Metade
"Eu perco o chão. Eu não acho as palavras
Eu ando tão triste, eu ando pela sala.
Eu vejo a hora, eu chego no fim
Eu deixo a porta
Aberta.
Eu não moro mais em mim.
Eu perco as chaves de casa, eu perco o freio.
Estou em milhares de carros, eu estou ao meio
Onde será que você está agora?"
Seja bem-vinda à fossa, disse Adriana Calcanhoto.
Fabíola decidiu associar-se ao clube. A partir de agora, seria a mais nova integrante do esgoto sentimental. Jamais estivera disposta a utilizar seu sentido olfativo para experenciar o coração. O que há de sofrimento por lá~conhecia muito bem, e essa fossa, ela não queria cheirar.
Fabíola pôs os comprimidos na bolsa, entrou no carro e dirigiu. Dirigiu sua vida pro abismo. Trocaria o buraco da sisterna pelo buraco sem fim. Transtornada, no primeiro sinal vermelho, quando era obrigada a parar, olhava para os comprimidos e chorava. Rios de lágrima. Chorava de infelicidade sim, chorava para que o choro fosse tão intenso que, por segundos entupisse o nariz e assim não sentiria o cheiro daquela alma jogada na sarjeta. Chorava de raiva também porque o sinal vermelho a obrigava a parar. E ela queria dirigir. dirigir seu carro, dirigir sua vida.

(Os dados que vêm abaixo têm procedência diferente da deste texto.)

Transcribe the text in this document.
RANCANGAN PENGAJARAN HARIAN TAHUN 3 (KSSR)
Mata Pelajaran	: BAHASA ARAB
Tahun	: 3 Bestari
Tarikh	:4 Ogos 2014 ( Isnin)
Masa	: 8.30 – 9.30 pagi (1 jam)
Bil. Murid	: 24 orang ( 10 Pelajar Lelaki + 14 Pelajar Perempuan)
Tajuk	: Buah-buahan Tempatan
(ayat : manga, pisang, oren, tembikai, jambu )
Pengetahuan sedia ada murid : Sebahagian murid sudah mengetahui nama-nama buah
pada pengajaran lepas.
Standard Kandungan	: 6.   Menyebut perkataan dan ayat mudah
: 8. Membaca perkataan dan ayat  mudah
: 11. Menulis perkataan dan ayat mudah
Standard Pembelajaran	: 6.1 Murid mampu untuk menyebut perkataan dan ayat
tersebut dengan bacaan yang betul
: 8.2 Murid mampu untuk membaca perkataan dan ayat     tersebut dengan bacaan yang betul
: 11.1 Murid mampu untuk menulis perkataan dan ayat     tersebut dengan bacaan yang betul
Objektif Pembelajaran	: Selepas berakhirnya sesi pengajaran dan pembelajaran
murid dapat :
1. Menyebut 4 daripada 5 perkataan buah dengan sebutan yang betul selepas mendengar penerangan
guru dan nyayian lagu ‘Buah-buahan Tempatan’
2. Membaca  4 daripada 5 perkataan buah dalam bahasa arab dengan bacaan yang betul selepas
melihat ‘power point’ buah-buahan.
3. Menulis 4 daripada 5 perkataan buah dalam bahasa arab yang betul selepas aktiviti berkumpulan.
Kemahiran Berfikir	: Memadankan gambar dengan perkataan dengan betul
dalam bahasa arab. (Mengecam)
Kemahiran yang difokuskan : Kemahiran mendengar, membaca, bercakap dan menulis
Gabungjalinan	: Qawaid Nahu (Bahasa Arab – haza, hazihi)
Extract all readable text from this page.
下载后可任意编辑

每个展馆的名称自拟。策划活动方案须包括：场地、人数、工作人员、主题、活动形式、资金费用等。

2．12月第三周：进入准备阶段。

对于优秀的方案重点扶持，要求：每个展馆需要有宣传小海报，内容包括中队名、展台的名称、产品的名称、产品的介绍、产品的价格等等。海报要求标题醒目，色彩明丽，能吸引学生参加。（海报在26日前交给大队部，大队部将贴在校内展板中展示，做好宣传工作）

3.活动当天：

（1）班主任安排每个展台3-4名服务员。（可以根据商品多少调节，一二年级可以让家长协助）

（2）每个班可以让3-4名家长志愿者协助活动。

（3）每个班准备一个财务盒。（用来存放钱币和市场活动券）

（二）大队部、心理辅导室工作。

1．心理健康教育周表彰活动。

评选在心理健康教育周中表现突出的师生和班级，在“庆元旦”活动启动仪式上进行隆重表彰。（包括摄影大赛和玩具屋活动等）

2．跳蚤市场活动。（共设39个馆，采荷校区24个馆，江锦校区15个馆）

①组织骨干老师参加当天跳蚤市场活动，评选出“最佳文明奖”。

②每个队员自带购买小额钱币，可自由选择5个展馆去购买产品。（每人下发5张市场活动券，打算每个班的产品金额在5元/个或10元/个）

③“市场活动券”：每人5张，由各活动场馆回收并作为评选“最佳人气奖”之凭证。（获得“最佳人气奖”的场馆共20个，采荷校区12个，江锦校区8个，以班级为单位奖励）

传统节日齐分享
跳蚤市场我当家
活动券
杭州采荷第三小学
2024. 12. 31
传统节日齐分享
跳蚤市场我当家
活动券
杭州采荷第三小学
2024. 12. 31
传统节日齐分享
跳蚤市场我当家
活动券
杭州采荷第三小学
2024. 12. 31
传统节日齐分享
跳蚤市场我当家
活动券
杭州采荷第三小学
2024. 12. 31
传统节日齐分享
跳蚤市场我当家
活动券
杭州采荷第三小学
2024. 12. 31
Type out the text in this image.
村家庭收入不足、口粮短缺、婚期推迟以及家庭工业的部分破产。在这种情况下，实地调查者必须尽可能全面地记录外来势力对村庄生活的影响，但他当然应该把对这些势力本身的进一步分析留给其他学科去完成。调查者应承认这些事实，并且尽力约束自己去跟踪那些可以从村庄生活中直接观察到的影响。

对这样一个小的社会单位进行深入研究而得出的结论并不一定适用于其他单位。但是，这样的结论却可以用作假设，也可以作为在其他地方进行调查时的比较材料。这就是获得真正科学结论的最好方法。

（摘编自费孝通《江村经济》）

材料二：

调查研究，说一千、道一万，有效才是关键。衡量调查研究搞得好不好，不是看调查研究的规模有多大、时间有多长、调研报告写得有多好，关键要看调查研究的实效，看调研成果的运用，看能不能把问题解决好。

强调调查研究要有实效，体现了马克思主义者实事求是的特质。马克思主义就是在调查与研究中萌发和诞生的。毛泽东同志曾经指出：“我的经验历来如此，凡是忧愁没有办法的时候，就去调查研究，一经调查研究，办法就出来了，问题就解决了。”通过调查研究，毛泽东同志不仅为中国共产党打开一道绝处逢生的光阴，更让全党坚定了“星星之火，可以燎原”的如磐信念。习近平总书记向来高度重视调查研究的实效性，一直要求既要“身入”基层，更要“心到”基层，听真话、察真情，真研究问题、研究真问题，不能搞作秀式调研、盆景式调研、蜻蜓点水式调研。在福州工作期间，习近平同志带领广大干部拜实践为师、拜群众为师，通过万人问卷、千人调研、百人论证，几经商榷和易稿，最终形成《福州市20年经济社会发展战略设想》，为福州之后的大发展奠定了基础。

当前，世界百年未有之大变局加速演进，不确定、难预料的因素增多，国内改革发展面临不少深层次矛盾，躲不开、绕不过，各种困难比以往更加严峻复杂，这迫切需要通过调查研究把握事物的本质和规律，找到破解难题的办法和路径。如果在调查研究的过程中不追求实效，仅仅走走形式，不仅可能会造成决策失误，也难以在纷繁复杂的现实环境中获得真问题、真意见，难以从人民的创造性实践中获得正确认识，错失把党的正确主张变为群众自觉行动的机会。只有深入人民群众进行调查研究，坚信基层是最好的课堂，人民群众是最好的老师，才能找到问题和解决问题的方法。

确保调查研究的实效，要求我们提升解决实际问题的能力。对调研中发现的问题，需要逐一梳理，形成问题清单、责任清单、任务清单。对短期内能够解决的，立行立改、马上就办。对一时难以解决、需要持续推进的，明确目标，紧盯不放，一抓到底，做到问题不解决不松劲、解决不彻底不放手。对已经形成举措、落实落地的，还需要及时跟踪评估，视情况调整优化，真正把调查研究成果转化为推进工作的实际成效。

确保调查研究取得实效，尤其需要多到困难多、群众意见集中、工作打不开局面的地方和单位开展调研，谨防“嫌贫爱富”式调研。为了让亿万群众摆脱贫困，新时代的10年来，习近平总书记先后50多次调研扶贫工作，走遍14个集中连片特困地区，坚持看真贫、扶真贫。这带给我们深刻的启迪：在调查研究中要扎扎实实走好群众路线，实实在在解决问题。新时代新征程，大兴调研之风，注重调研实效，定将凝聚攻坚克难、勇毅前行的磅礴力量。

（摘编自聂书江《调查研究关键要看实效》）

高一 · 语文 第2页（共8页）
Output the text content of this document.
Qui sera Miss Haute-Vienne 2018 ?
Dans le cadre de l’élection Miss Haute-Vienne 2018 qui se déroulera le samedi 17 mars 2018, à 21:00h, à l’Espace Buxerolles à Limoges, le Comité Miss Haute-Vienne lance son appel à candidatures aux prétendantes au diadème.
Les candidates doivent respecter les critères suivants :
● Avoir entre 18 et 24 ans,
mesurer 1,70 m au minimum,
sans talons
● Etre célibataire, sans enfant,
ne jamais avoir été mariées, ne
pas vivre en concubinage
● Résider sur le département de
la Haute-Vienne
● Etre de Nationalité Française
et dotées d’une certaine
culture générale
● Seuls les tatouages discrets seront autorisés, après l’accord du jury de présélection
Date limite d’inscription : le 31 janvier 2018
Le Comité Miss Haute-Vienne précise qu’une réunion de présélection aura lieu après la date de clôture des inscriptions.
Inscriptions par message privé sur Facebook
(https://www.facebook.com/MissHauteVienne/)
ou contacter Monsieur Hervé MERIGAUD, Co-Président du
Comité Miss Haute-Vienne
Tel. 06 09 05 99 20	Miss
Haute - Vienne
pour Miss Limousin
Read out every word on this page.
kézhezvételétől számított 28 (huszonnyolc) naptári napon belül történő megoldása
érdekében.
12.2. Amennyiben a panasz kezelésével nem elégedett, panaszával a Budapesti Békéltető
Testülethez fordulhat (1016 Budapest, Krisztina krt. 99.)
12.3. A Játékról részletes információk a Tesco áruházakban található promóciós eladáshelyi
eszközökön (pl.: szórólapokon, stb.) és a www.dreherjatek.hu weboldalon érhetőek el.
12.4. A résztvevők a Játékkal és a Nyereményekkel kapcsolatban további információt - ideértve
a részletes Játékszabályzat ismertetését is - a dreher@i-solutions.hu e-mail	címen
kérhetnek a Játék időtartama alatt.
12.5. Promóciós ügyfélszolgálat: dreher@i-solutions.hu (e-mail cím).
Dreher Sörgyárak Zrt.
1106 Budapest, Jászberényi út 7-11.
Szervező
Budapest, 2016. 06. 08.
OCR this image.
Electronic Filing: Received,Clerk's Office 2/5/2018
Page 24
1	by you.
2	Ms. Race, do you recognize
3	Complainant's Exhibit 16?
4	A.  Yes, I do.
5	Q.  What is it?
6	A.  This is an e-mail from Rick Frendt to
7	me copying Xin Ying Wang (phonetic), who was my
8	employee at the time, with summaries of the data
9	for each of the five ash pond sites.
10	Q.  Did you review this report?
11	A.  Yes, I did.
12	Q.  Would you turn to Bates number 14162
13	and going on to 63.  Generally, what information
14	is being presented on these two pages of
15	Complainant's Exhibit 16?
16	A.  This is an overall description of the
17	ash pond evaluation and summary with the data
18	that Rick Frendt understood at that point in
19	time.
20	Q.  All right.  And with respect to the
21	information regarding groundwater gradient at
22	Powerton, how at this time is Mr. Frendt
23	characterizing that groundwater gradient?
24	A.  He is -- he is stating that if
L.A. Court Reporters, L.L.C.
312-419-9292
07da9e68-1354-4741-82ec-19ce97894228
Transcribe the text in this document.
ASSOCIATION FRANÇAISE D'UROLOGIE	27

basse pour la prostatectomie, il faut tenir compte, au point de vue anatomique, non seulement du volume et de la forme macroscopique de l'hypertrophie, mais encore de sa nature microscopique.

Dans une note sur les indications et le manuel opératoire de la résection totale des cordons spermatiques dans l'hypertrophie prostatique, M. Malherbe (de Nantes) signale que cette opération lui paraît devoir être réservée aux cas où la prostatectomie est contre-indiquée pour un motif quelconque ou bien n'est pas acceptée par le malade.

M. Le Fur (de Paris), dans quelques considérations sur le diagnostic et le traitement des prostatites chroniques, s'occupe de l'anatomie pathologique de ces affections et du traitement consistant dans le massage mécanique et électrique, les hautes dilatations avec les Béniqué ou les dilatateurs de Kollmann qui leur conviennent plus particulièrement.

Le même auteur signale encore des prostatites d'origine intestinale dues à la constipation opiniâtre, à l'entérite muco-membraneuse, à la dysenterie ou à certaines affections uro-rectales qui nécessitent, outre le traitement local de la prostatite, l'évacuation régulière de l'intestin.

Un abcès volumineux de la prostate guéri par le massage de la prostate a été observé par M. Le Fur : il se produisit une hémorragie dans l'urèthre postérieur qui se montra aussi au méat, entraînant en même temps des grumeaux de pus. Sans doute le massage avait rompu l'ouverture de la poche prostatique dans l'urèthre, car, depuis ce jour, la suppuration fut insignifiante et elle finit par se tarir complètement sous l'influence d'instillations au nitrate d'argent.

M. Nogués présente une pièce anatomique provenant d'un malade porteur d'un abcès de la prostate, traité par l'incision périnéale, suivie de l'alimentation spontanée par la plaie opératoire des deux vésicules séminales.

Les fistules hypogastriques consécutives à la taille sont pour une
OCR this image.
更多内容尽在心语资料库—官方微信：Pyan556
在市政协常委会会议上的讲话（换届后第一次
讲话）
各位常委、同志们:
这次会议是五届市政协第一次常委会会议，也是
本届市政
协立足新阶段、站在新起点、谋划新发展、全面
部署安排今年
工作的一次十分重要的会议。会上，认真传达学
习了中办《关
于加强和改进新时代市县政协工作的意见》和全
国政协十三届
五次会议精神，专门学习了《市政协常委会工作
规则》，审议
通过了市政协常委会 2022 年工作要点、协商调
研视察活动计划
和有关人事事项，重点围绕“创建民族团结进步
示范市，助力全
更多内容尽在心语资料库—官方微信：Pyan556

Fabíola acabara de ultrapassar o quarto sinal amarelo. Afinal, sinal amarelo é psicológico. Ninguém nunca sabe ao certo o que fazer, não fubnciona nem como um estímulo, logo não tem uma resposta empiricamente behaviorista pras atitudes que o ser humano possa tomar.
E Fabíola chorava para não falar, para não dizer. Pelo visto não era só seu olfato que estava comprometido.
Não é infelicidade de amor, relacionamento. Também não sabia o que era. Só sabia que estava triste, amargurada. Era saudade do que não viveu. Pior do que saudade do que poderia ter vivido. E Fabíola não sabia como sair, não sabia como fugir, não tinha pra onde ir.
Fabíola andava tão triste, e na longa estrada, entre milhares de carros, se deu conta de que tinha chegado no fim.
Deixou a bolsa aberta e engoliu os comprimidos. Perdeu o freio.